# Cross-side to compression choke



## Andrew Green (Nov 16, 2005)

Well, it snowed pretty bad here yesterday, and class was really rather small, so we took some pictures of some randomly pulled techniques.  Here's the first:



I have kyle in a cross side position, and grab my right knee with my right hand.


----------



## Andrew Green (Nov 16, 2005)

Seeing that his right knee is within reach I sit up and grab his leg, hooking it with my left arm.


----------



## Andrew Green (Nov 16, 2005)

Grabbing my knees I push my back into him and squeeze my knees together compressing his chest so that he can't breath.


----------



## arnisador (Nov 16, 2005)

A personal favorite. I'm a man-handler! If the left hand slips, though, you run the risk of him working towards your back...I only do it with those I outweigh enough to get away with it.


----------



## Rebiu (May 13, 2007)

Bad technique.

Only works on people with a stiff back of extremely low tolorance for discomfort.

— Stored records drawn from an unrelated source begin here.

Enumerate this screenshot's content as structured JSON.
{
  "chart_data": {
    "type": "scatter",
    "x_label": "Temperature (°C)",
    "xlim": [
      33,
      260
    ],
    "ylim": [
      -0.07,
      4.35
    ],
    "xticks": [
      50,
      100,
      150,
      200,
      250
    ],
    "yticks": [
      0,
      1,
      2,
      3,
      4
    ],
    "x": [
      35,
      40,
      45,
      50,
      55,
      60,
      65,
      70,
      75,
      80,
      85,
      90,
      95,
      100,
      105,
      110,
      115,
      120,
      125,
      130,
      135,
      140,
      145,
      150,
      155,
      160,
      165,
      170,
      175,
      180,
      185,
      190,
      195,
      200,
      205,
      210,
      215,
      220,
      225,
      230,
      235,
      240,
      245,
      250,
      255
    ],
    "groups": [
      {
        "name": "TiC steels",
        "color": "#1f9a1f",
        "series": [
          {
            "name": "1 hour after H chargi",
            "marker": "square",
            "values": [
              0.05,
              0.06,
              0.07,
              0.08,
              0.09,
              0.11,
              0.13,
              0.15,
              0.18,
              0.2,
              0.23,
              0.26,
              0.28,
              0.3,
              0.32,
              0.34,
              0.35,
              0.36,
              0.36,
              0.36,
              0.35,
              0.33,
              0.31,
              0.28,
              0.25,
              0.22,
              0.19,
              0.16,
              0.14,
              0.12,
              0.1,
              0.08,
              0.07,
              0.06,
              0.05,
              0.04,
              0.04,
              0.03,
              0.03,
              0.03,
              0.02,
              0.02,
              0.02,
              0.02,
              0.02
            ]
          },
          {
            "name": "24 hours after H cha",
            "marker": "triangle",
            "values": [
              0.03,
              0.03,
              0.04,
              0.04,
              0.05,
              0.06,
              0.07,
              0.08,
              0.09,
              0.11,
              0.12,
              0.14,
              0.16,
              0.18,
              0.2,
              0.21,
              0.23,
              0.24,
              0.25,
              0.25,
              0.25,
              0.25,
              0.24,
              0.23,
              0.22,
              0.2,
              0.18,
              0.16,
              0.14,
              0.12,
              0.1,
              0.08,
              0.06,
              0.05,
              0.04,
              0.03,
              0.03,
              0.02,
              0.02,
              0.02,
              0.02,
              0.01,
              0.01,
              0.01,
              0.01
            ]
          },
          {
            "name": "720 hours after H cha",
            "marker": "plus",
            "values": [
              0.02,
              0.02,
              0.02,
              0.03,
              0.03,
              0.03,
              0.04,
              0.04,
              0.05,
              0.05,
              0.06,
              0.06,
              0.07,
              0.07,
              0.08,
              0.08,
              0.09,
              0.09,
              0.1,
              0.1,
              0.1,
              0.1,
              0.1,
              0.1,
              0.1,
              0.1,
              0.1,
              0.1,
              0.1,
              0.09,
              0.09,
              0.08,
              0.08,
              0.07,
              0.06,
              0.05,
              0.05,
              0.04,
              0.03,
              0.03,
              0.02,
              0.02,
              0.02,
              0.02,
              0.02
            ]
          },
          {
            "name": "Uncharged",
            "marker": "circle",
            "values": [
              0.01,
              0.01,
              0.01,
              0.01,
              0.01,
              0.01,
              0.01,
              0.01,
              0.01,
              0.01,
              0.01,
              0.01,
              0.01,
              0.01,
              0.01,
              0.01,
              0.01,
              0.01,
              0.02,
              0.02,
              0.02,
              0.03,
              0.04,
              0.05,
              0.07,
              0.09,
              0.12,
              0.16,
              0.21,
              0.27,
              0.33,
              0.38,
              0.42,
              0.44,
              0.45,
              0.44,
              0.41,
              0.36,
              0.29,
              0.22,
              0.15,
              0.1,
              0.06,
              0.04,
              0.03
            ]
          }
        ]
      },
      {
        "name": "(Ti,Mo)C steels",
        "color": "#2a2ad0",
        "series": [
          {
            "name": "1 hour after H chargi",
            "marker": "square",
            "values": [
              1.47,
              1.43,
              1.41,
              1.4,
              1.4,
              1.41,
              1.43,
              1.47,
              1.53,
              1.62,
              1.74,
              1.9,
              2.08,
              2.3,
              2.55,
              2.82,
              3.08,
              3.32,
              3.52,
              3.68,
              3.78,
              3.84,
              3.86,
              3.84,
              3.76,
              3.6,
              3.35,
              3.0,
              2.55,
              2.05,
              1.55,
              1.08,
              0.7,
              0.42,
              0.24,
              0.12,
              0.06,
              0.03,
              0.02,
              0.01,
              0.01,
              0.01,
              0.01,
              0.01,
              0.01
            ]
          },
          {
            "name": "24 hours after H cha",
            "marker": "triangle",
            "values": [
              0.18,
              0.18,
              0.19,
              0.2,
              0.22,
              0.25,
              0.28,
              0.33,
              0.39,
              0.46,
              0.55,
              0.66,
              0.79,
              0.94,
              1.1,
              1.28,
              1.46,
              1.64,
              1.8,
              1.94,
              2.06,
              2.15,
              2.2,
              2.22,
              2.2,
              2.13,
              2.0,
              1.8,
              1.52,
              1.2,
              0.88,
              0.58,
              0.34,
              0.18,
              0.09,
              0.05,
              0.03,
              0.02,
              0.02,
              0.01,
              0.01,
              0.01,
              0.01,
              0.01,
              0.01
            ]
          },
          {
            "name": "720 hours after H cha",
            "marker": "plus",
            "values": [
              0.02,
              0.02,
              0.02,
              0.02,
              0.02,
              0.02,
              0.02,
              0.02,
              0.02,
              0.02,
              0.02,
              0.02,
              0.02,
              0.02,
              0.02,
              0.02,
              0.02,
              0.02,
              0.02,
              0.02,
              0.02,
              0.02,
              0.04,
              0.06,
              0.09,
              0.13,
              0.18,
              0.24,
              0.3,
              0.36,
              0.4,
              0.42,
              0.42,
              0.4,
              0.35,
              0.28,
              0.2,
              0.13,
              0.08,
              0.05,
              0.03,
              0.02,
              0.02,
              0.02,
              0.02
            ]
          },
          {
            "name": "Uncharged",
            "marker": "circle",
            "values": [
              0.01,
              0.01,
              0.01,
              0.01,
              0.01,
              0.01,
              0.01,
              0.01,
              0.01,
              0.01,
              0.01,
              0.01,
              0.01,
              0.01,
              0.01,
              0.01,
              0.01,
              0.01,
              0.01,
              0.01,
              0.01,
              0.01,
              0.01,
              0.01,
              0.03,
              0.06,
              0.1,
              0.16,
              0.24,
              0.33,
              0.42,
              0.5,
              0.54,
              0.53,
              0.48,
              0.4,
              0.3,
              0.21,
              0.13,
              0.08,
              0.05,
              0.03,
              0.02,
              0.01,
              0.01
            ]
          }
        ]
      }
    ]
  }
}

1.  You grab the hamstring just below the knee not the knee in this control.


----------



## Andrew Green (May 13, 2007)

Rebiu said:


> Bad technique.
> 
> Only works on people with a stiff back of extremely low tolorance for discomfort.
> 
> 1.  You grab the hamstring just below the knee not the knee in this control.




You assume that a technique has to result in a tap to be effective, this sucks, even if you don't tap.  Forces the guy to fight out, which is good as he is uncomfortable and burning more energy to do so, often leading to other opportunities as well.


----------



## Rebiu (May 14, 2007)

Andrew Green said:


> You assume that a technique has to result in a tap to be effective, this sucks, even if you don't tap.  Forces the guy to fight out, which is good as he is uncomfortable and burning more energy to do so, often leading to other opportunities as well.



I suppose that is true.  It is difficult to transition out of this one without getting triangled.


----------